January 21, 2014 at 10:50 AM | categories: Git, Mercurial, Mozilla, Python

Over the winter break, I set out on an ambitious project to create a service to help developers and others manage the flury of patches going into Firefox. While the project is far from complete, I'm ready to unleash the first part of the project upon the world.

If you point your browsers to moztree.gregoryszorc.com, you'll hopefully see some documentation about what I've built. Source code is available and free, of course. Patches very welcome.

Essentially, I built a centralized indexing service for version control repositories with Mozilla's extra metadata thrown in. I tell it what repositories to mirror, and it clones everything, fetches data such as the pushlog and Git SHA-1 mappings, and stores everything in a central database. It then exposes this aggregated data through world-readable web services.

Currently, I have the service indexing the popular project branches for Firefox (central, aurora, beta, release, esr, b2g, inbound, fx-team, try, etc). You can view the full list via the web service. As a bonus, I'm also serving these repositories via hg.gregoryszorc.com. My server appears to be significantly faster than hg.mozilla.org. If you want to use it for your daily needs, go for it. I make no SLA guarantees, however.

I'm also using this service as an opportunity to experiment with alternate forms of Mercurial hosting. I have mirrors of mozilla-central and the try repository with generaldelta and lz4 compression enabled. I may blog about what those are eventually. The teaser is that they can make Mercurial perform a lot faster under some conditions. I'm also using ZFS under the hood to manage repositories. Each repository is a ZFS filesystem. This means I can create repository copies on the server (user repositories anyone?) at a nearly free cost. Contrast this to the traditional method of full clones, which take lots of time, memory, CPU, and storage.

Anyway, some things you can do with the existing web service:

  • Obtain metadata about Mercurial changesets. Example.
  • Look up metadata about Git commits. Example.
  • Obtain a SPORE descriptor describing the web service endpoints. This allows you to auto-generate clients from descriptors. Yay!

Obviously, that's not a lot. But adding new endpoints is relatively straightforward. See the source. It's literally as easy as defining a URL mapping and writing a database query.

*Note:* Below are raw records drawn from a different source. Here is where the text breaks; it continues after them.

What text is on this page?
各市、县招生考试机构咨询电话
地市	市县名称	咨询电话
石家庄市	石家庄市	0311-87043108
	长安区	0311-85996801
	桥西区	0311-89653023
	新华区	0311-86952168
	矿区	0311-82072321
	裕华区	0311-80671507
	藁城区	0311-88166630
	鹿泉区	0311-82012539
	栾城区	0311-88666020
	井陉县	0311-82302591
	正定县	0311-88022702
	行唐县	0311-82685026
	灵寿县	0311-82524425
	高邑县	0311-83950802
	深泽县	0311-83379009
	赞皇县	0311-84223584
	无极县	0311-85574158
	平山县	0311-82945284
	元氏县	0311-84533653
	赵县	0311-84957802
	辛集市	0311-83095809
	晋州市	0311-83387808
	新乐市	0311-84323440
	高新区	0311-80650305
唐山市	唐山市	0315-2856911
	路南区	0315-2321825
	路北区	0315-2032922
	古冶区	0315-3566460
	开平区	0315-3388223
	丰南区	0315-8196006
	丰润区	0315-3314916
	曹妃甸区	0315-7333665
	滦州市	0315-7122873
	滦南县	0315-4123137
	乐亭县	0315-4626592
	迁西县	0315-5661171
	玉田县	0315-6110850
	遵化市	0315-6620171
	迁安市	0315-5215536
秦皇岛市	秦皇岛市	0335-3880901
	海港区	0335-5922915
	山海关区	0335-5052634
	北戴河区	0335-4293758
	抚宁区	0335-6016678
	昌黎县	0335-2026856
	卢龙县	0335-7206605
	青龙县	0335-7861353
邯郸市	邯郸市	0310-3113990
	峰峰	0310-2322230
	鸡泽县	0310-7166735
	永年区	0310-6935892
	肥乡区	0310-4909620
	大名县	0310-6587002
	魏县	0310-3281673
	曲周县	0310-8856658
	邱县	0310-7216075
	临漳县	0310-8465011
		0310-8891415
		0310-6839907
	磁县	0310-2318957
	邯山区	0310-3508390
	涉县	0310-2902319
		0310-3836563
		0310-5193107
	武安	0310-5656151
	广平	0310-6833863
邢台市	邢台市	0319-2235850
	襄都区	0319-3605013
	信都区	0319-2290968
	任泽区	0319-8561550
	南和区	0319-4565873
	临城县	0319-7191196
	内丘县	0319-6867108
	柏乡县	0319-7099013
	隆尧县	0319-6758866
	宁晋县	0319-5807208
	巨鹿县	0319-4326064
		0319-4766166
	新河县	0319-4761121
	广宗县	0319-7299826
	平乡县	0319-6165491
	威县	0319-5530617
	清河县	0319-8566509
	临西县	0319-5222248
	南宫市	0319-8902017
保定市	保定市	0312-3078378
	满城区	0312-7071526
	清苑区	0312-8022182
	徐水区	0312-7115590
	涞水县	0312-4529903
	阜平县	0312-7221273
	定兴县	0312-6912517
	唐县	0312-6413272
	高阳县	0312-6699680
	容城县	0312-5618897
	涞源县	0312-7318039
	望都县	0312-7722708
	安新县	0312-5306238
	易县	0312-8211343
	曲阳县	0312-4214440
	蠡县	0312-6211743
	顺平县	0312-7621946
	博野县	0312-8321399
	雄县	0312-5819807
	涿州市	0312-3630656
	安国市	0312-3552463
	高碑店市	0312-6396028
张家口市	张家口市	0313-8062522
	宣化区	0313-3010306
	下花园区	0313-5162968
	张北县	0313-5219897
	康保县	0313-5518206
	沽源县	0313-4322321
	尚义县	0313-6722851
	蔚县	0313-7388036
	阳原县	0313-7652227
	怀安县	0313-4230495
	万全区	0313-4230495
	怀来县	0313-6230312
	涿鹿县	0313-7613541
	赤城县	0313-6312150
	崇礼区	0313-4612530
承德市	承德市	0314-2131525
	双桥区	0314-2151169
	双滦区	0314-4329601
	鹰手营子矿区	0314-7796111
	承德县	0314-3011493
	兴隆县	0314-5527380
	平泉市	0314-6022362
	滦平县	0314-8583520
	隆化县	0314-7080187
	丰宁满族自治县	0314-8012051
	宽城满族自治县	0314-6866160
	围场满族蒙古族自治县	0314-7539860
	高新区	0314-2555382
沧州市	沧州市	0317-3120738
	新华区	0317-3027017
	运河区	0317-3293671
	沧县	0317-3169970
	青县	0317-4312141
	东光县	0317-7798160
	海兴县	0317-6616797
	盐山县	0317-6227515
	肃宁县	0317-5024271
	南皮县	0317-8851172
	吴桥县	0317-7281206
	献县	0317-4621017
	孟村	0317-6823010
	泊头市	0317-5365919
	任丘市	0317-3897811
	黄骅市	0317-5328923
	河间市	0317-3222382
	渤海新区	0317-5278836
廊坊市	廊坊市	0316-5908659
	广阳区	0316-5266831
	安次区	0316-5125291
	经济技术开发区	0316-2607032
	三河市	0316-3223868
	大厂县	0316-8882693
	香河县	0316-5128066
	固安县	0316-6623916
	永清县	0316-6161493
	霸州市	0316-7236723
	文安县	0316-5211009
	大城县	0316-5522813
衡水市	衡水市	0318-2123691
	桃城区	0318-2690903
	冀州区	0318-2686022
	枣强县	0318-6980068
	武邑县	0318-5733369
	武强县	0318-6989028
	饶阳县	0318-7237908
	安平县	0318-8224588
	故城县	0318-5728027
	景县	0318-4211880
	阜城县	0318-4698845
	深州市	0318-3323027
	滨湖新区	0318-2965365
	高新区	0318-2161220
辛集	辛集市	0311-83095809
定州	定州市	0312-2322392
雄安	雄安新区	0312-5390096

The performance is also not the best. I just haven't put in the effort to tune things yet. All of the querying hits the database, not Mercurial. So, making things faster should merely be a matter of database and hosting optimization. Patches welcome!

Some ideas that I haven't had time to implement yet:

  • Return changests in a specific repository
  • Return recently pushed changesets
  • Return pushes for a given user
  • Return commits for a given author
  • Return commits referencing a given bug
  • Obtain TBPL URLs for pushes with changeset
  • Integrate bugzilla metadata

Once those are in place, I foresee this service powering a number of dashboards. Patches welcome.

Again, this service is only the tip of what's possible. There's a lot that could be built on this service. I have ideas. Others have ideas.

The project includes a Vagrant file and Puppet manifests for provisioning the server. It's a one-liner to get a development environment up and running. It should be really easy to contribute to this project. Patches welcome.